11 Then Judah said to Tamar, his daughter-in-law, "Remain a widow in your father's house, until Shelah, my son, is grown up;" for he said, "Lest he also die, like his brothers." Tamar went and lived in her father's house.

12 After many days, Shua's daughter, the wife of Judah, died. Judah was comforted, and went up to his sheepshearers to Timnah, he and his friend Hirah, the Adullamite.

13 It was told Tamar, saying, "Behold, your father-in-law is going up to Timnah to shear his sheep."

14 She took off of her the garments of her widowhood, and covered herself with her veil, and wrapped herself, and sat in the gate of Enaim, which is by the way to Timnah; for she saw that Shelah was grown up, and she wasn't given to him as a wife.

15 When Judah saw her, he thought that she was a prostitute, for she had covered her face.

16 He turned to her by the way, and said, "Please come, let me come in to you," for he didn't know that she was his daughter-in-law. She said, "What will you give me, that you may come in to me?"

17 He said, "I will send you a young goat from the flock." She said, "Will you give me a pledge, until you send it?"

18 He said, "What pledge will I give you?" She said, "Your signet and your cord, and your staff that is in your hand." He gave them to her, and came in to her, and she conceived by him.

19 She arose, and went away, and put off her veil from her, and put on the garments of her widowhood.

20 Judah sent the young goat by the hand of his friend, the Adullamite, to receive the pledge from the woman's hand, but he didn't find her.

21 Then he asked the men of her place, saying, "Where is the prostitute, that was at Enaim by the road?" They said, "There has been no prostitute here."

22 He returned to Judah, and said, "I haven't found her; and also the men of the place said, 'There has been no prostitute here.'"

23 Judah said, "Let her keep it, lest we be shamed.

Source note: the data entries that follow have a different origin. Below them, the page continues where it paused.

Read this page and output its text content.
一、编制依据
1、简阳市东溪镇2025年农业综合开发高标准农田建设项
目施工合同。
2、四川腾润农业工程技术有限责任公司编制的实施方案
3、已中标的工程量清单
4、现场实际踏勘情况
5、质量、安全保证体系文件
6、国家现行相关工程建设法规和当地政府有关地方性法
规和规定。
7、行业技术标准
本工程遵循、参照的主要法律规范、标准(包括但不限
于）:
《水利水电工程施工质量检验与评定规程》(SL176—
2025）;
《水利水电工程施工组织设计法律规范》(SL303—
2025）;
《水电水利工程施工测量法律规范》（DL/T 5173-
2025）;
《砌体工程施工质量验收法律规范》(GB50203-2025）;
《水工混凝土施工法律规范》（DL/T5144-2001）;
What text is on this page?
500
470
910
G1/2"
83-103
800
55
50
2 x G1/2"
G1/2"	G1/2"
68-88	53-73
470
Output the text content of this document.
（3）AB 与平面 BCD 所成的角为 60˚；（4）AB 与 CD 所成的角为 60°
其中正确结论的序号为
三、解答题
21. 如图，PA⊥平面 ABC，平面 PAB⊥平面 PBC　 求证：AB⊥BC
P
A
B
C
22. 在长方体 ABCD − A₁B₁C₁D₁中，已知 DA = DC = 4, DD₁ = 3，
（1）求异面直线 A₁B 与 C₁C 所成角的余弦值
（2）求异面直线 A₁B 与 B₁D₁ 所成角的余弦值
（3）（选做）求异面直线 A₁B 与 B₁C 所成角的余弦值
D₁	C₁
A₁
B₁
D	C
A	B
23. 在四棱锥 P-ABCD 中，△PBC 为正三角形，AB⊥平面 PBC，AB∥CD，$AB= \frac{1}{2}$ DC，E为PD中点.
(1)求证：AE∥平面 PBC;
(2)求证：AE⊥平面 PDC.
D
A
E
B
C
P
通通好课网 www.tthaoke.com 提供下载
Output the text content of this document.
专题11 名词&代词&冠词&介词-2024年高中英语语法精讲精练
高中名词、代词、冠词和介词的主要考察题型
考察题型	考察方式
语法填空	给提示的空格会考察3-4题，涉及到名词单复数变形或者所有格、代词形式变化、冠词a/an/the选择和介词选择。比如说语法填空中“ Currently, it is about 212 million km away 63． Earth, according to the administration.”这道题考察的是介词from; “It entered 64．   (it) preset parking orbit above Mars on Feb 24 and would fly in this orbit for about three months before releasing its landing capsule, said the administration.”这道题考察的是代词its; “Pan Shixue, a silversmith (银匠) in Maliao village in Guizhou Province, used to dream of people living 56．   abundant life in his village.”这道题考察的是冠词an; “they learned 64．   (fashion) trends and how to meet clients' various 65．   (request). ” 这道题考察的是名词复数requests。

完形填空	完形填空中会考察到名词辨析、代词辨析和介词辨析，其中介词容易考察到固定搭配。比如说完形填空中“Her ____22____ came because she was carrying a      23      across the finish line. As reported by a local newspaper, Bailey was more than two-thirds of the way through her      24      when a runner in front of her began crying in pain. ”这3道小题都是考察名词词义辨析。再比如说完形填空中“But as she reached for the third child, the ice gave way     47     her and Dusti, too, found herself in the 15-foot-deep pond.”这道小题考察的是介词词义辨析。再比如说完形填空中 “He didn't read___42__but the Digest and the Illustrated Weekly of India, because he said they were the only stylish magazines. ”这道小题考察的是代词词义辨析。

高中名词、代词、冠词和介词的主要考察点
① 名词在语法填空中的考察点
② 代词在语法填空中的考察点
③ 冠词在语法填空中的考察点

Behold, I sent this young goat, and you haven't found her."

24 It happened about three months later, that it was told Judah, saying, "Tamar, your daughter-in-law, has played the prostitute; and moreover, behold, she is with child by prostitution." Judah said, "Bring her forth, and let her be burnt."

25 When she was brought forth, she sent to her father-in-law, saying, "By the man, whose these are, I am with child." She also said, "Please discern whose are these--the signet, and the cords, and the staff."

26 Judah acknowledged them, and said, "She is more righteous than I, because I didn't give her to Shelah, my son." He knew her again no more.

27 It happened in the time of her travail, that behold, twins were in her womb.

28 When she travailed, one put out a hand, and the midwife took and tied a scarlet thread on his hand, saying, "This came out first."

29 It happened, as he drew back his hand, that behold, his brother came out, and she said, "Why have you made a breach for yourself?" Therefore his name was called Perez.

30 Afterward his brother came out, that had the scarlet thread on his hand, and his name was called Zerah.